China’s four major private refining and chemical projects have outstanding performance

Dongfang Shenghong is expected to become a first-tier domestic refinery

At the same time, Shenghong Refining and Chemical’s 16 million tons refining and chemical integration project is also one of the four major private refining and chemical projects in China. The remaining three major private refining and chemical projects are Zhejiang Petrochemical’s 40-million-ton refining and chemical integrated project, Hengli Petrochemical’s 20-million-ton integrated refining and chemical project, and Hengyi Petrochemical’s 8-million-ton refining and chemical integrated project.

According to the research report of Guosheng Securities, the current average size of domestic refineries is only 4.5 million tons, which is still far lower than the US average of 7.5 million tons. It is also significantly lower than the global average, and it also lags behind significantly in terms of operating rates. 2019 is the first year for large-scale private refining and chemical operations to be put into operation. Hengli Petrochemical’s 20 million tons, Hengyi Brunei’s 8 million tons, and Zhejiang Petrochemical’s Zhoushan Phase I 20 million tons equipment have been put into operation one after another. In 2020, they have successively delivered excellent performance answers. These Private integrated refining and chemical equipment has extremely obvious advantages over traditional refineries in terms of single-line scale, chemical product yield, and process technology. Guosheng Securities said that according to research, Shenghong Refining and Chemical, which is about to be put into operation, is also expected to be one of the top companies in the future. Ranked among the first-tier domestic refineries.

It is understood that Dongfang Shenghong’s Shenghong Refining and Chemical Integration Project received approval from the National Development and Reform Commission in September 2018; construction officially started in December of the same year. The total investment of the project is 67.7 billion yuan, with a crude oil processing capacity of 16 million tons per year. Once completed and put into operation, it will set a new record for the single-process scale of China’s refining and chemical projects.

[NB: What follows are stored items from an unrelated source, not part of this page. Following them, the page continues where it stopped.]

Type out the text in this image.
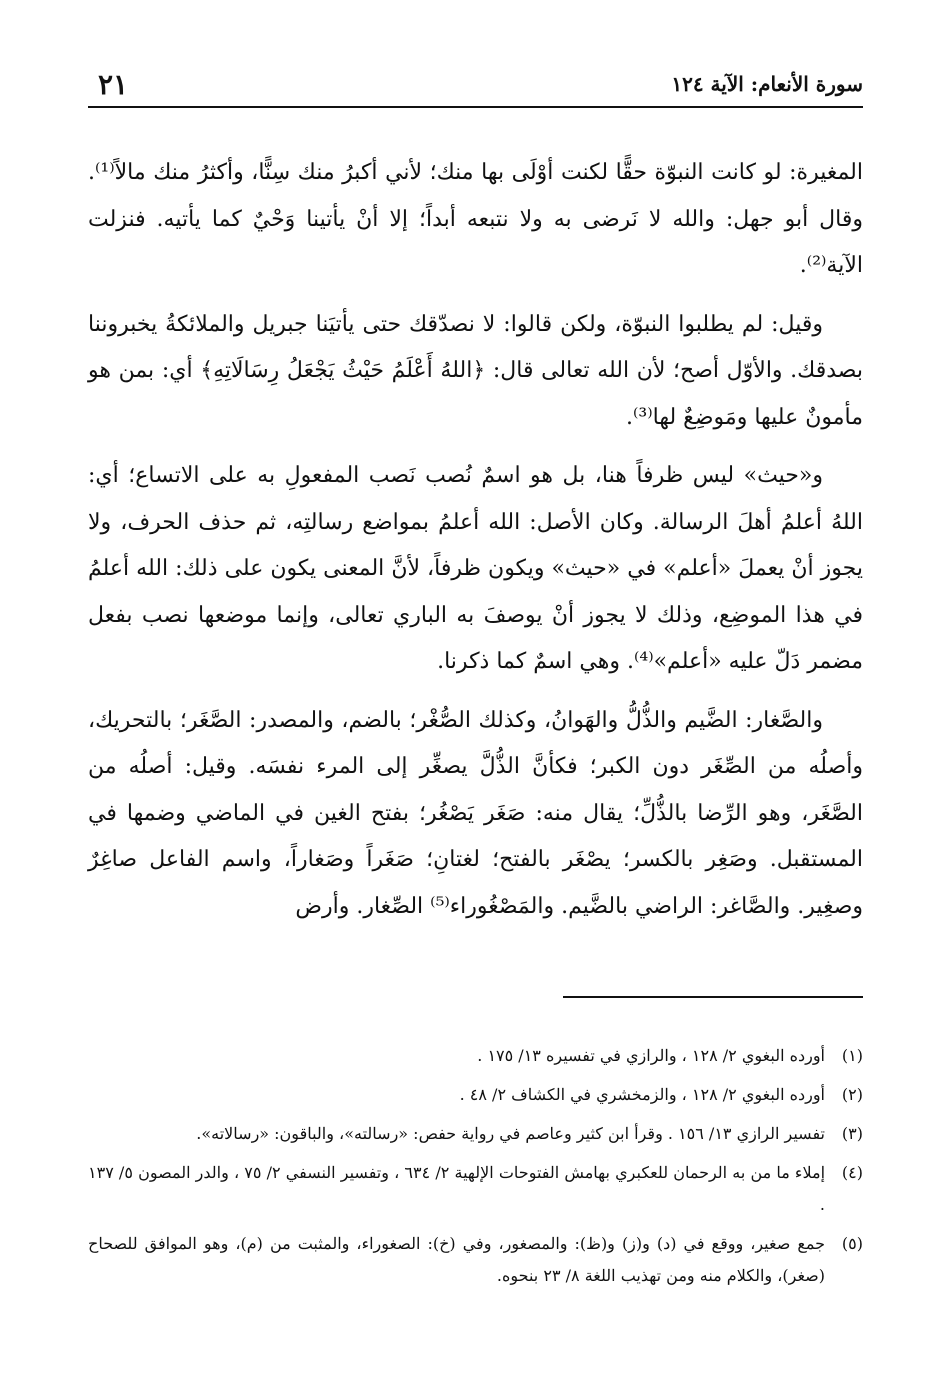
سورة الأنعام: الآية ١٢٤
٢١

المغيرة: لو كانت النبوّة حقًّا لكنت أوْلَى بها منك؛ لأني أكبرُ منك سِنًّا، وأكثرُ منك مالاً⁽¹⁾. وقال أبو جهل: والله لا نَرضى به ولا نتبعه أبداً؛ إلا أنْ يأتينا وَحْيٌ كما يأتيه. فنزلت الآية⁽²⁾.

وقيل: لم يطلبوا النبوّة، ولكن قالوا: لا نصدّقك حتى يأتيَنا جبريل والملائكةُ يخبروننا بصدقك. والأوّل أصح؛ لأن الله تعالى قال: ﴿اللهُ أَعْلَمُ حَيْثُ يَجْعَلُ رِسَالَاتِهِ﴾ أي: بمن هو مأمونٌ عليها ومَوضِعٌ لها⁽³⁾.

و«حيث» ليس ظرفاً هنا، بل هو اسمٌ نُصب نَصب المفعولِ به على الاتساع؛ أي: اللهُ أعلمُ أهلَ الرسالة. وكان الأصل: الله أعلمُ بمواضع رسالتِه، ثم حذف الحرف، ولا يجوز أنْ يعملَ «أعلم» في «حيث» ويكون ظرفاً، لأنَّ المعنى يكون على ذلك: الله أعلمُ في هذا الموضِع، وذلك لا يجوز أنْ يوصفَ به الباري تعالى، وإنما موضعها نصب بفعل مضمر دَلّ عليه «أعلم»⁽⁴⁾. وهي اسمٌ كما ذكرنا.

والصَّغار: الضَّيم والذُّلُّ والهَوانُ، وكذلك الصُّغْر؛ بالضم، والمصدر: الصَّغَر؛ بالتحريك، وأصلُه من الصِّغَر دون الكبر؛ فكأنَّ الذُّلَّ يصغِّر إلى المرء نفسَه. وقيل: أصلُه من الصَّغَر، وهو الرِّضا بالذُّلِّ؛ يقال منه: صَغَر يَصْغُر؛ بفتح الغين في الماضي وضمها في المستقبل. وصَغِر بالكسر؛ يصْغَر بالفتح؛ لغتانِ؛ صَغَراً وصَغاراً، واسم الفاعل صاغِرٌ وصغِير. والصَّاغر: الراضي بالضَّيم. والمَصْغُوراء⁽⁵⁾ الصِّغار. وأرض

(١)
أورده البغوي ٢/ ١٢٨ ، والرازي في تفسيره ١٣/ ١٧٥ .
(٢)
أورده البغوي ٢/ ١٢٨ ، والزمخشري في الكشاف ٢/ ٤٨ .
(٣)
تفسير الرازي ١٣/ ١٥٦ . وقرأ ابن كثير وعاصم في رواية حفص: «رسالته»، والباقون: «رسالاته».
(٤)
إملاء ما من به الرحمان للعكبري بهامش الفتوحات الإلهية ٢/ ٦٣٤ ، وتفسير النسفي ٢/ ٧٥ ، والدر المصون ٥/ ١٣٧ .
(٥)
جمع صغير، ووقع في (د) و(ز) و(ظ): والمصغور، وفي (خ): الصغوراء، والمثبت من (م)، وهو الموافق للصحاح (صغر)، والكلام منه ومن تهذيب اللغة ٨/ ٢٣ بنحوه.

Since last year, thanks to policy promotion, we canThe degradable plastic market is experiencing great growth. Hengli Petrochemical, one of the four major private petrochemical companies, is also making great efforts to lay out its plans. In January and February this year, Hengli Petrochemical signed contracts for 600,000 tons and 300,000 tons of PBS biodegradable plastic projects respectively. According to calculations, the company’s contracted and put into production of PBS biodegradable plastic projects has a production capacity of more than 933,000 tons, which is nearly four times the national PBS production capacity in 2019. Benefiting from the high prosperity of the chemical industry, Dongfang Shenghong’s net profit will increase significantly in 2021, which is expected to reach 4.1 billion-5 billion yuan, a year-on-year increase of 435%-552.44%.